We sat there a bit longer, then Jamie shrugged and stood up. “I’ll go talk to Souci.”

“Good luck,” I said. The rest of us sat and drank coffee and tea, saying very little, for the better part of an hour. Then Fred came in, saw us, and headed straight over. He had a camera case slung over his shoulder, and a manila folder in his hand.

“Any news?” I asked him.

“As a matter of fact, yes,” he said. “I happened to see someone who matched one of the descriptions going into a building not far from here, so I took a picture of him, and Mr. Carob agreed that it is him.”

“That’s great,” I said. “What building?”

“It’s just a few doors down,” he said. “It’s called Le Bureau Théâtral du Nouveau Québec.”

“That’s the agency Souci works out of,” said Carrie.

“Of course it is,” I said.

 

“I talked to her,” said Jamie a few hours later, back at the apartment. “I tried, anyway.” I waited, watching him, wondering how he’d react to the latest news on our end. Tom and Carrie were out watching TV or something at Carrie’s and Rose was in the back room running through scales on her fiddle. Jamie said, “She doesn’t think it’s any of our business what she knows, and doesn’t feel like talking about it.”

“Oh,” I said. “Was she mad at you?”

He shook his head. “Not as far as I could tell. She hardly looked at me, though. She just kept packing.”

My stomach did a one-and-a-half gainer into my small intestine. I said, “Packing?”

“She said she was flying out to Derniérebale for a week or so, to get away from things.”

“Oh,” I said. My voice sounded very small in my own ears. “When is she leaving?”

“Today or tomorrow.”

“Maybe I should walk over there.” Jamie didn’t answer. I said, “She’s pretty mad at me, isn’t she?”

“I don’t know. Your name didn’t come up.” He didn’t look at me while he said it.

I said, “Oh.”

A moment later I felt Jamie watching me, and realized that my eyes were closed. I opened them. Jamie said, “Want to play a song or two?”

“Not right now,” I said. “I think I’ll take a walk. I’ve got news for you, but it’ll wait.”

“Are you sure you don’t want company?”

“Yeah, I’m sure. Thanks. I’ll be back in a few.”

It took a long fifteen minutes to get to Souci’s apartment. She lived in a neighborhood of tree-lined streets, interrupted by little half-block parks and wading pools and such. She lived in the bottom unit of a new-looking duplex with a roommate whom she never saw. “That’s the only way I can stand to have a roommate,” she had explained.

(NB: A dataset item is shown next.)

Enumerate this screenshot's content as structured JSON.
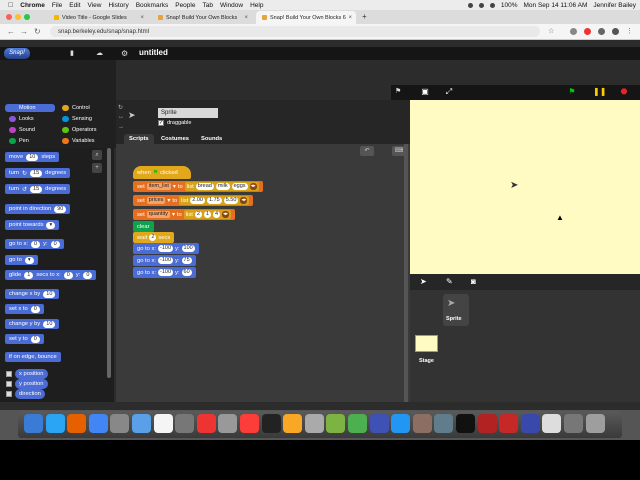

I could hear her voice when I thought about it. I remembered the inside as clean and orderly, with a couch, an entertainment console, a fibrawood table and chair set, and not much more. “The furniture is all Annie’s,” she had explained. “I don’t have much of my own. I don’t stay in one place long enough to keep much furniture.” I heard her voice again.

No one answered when I rang. I thought about camping on the doorstep and decided that would be pretty stupid, so I went back. Jamie had left. I sat in the living room, hauled out the banjo, and played through “Sailor’s Hornpipe” and “Arkansas Traveler,” then settled down to work on “Tennessee Rag” for a while, to see if I could finally get it clean. This required a great deal of concentration, leaving me no room to think about anything else.

 

That evening I went to a club where Les Sons Magiques were playing. I hoped Souci might be there. She wasn’t. Between sets I spoke to her friend, Christian, the lead guitarist. He confirmed that she’d gone out of town. “I’m not sure why,” he said. “She seemed really weird when I talked to her. Do you know what’s going on?”

I shook my head. “I wish I did.”

He nodded, distracted. He put his feet up on a chair and sipped a beer. “Are you guys playing tomorrow? I should hear you sometime, and we don’t play again until Saturday.”

“No, we’ve got the weekend off. Want to get together and do some tunes?”

He gave me a sort of appraisal. “That’d be fun,” he said, surprising me. “Feng’s?”

“How about my place? It’s just off Dupont, toward the river.” I gave him the address. We agreed to make it about noon and I’d whip us up some food.

It didn’t occur to me until I was walking home that Christian was a friend of Souci’s, and Souci was tied into Le Bureau, which meant I ought to be at least a little more suspicious of him. I sighed. I wasn’t cut out for this kind of thing.